I think I’m doing an OK job as a parent. I think that my eldest son’s Dad and I, together with my husband and his Dad’s partner, are banding together in some kind of strange unity to get him through these revolting teenage years. If someone had of told me ten years ago that we would be working together, I would have laughed hysterically. But a couple of months ago, when our son decided it was time to “up the ante” and test the proverbial waters, we all joined forces to SHUT THAT SHIT DOWN.
And it’s worked. So far.
What I AM struggling with, is being aware of everyone else’s children. Being aware of what they’re up to, the shit they’re getting in to. And their parents being oblivious to it. Hey, I’m not saying I’m perfect – clearly not. It took almost six months for us to find out that our son had been feeding us bullshit sandwiches! But in relation to social media – I’m on it. I’m on his back – always have been, always will be. We have explained to him what is and what is not acceptable when on social media applications. That “liking” photos of scantly clad women with derogatory memes or FB pages called “Straya C*nt” not only offends me at times, it also shows up on all his other friends news feeds – including his grandmothers…….. and that is NOT acceptable. We have explained to him that just because a 15 year old girl has the username “Infinity_whore” (yes, you read that correctly), does not mean that it is OK. It in fact means that she is not only degrading herself, she is allowing others to think it’s OK to use such derogatory terms. NOT OK.
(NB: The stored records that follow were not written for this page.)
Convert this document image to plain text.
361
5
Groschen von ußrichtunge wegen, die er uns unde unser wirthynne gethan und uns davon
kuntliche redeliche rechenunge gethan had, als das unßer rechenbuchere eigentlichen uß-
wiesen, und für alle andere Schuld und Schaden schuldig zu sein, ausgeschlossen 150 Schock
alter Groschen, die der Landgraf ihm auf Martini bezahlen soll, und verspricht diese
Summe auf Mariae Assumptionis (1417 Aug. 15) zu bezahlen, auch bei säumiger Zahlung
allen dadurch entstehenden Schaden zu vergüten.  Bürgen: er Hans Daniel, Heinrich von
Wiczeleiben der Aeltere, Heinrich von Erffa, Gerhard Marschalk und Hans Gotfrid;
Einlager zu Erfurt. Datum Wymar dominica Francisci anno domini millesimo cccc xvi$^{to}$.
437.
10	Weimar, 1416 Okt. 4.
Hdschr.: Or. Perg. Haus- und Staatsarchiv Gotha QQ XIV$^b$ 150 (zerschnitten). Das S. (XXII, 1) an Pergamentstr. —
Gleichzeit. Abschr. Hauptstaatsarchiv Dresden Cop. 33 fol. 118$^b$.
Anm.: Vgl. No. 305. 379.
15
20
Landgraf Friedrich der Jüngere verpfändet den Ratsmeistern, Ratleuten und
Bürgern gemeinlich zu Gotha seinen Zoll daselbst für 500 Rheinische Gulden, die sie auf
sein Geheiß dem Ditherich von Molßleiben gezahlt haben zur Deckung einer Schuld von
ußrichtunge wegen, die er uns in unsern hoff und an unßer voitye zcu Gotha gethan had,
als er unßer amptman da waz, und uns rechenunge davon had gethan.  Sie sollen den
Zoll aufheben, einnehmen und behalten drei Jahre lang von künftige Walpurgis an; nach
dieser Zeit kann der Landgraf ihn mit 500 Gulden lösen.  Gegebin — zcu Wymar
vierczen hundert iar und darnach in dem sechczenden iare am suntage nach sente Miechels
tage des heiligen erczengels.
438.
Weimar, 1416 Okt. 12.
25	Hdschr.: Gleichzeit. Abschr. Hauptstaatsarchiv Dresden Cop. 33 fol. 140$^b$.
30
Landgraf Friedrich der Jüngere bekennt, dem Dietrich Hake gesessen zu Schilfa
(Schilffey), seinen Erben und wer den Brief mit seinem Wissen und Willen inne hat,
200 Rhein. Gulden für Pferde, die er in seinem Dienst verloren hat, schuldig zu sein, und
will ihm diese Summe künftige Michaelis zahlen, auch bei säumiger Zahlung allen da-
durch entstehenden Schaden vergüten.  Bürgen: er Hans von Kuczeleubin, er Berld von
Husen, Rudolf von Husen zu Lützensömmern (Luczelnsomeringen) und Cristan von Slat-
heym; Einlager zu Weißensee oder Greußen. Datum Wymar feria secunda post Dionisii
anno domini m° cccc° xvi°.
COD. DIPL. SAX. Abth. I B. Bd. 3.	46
I could go on. And on. And on. I have so many tales to tell about instances we have had to pull him up and educate him on how we expect him to be using social media. And how it doesn’t matter whether other parents let their children use it – or in a lot of cases – don’t give a shit about how their children use it. What matters is how HE uses it.
I digress. The reason I chose to write AGAIN about this, today, is because I have found myself in yet another quandary in regards to knowing about a child’s behaviour and trying to decide whether or not to let said child’s parents know? I know the parents, from many years ago, but we are not friends as such. I have stewed on the information for a couple of weeks now, debating how I would divulge the information? Would I want to know if it were my young teenage daughter? Would I want to hear it from someone else? I put it out there late last night to my FB friends, and the resounding answer was YES.
So this morning I have been stewing further, going over several different drafts in my head, and have put it down in a FB message to before-mentioned Mother. I am still yet to send it.
Earlier this year, I wrote this status on my personal FB page, after reading THIS post on MamaMia:
“Some of you already know this, but to everyone else – I will contact you if I see your kids posting inappropriately on social media, or if they’re younger, just letting you know that their settings are public when perhaps you would like them to be private. I’m hoping you’d all do the same! Social media can be used so wonderfully – to engage with people in a wonderful way – it’s such a shame that it gets used so shitfully at times. xx”
And a whole lot of friends agreed to do the same. In the past couple of years, I’ve messaged, phoned and emailed parents when I’ve come across something I feel is either inappropriate or potentially dangerous with regard to their children. It is always received gratefully, and in some instances, the parents have had absolutely no idea what Facebook or Instagram even are.
My best piece of advice? Become an expert. An expert on social media. Learn how to use all forms of it. And check in on your children. See what they are “following”, “liking” and laughing at. Because without your direction and knowledge, they are trying to learn for themselves what is right and wrong. They are learning from other kids, who possibly don’t know what they’re doing either. Social media is a whole new world in terms of parenting. I was trying to work out what to compare it to – but I’ve come up with nothing. Nothing compares to the murky waters that social media has presented to us as parents. And I hate to think that anything ever will.
Are you navigating the murky waters of teenagers and social media? How’s it working for you?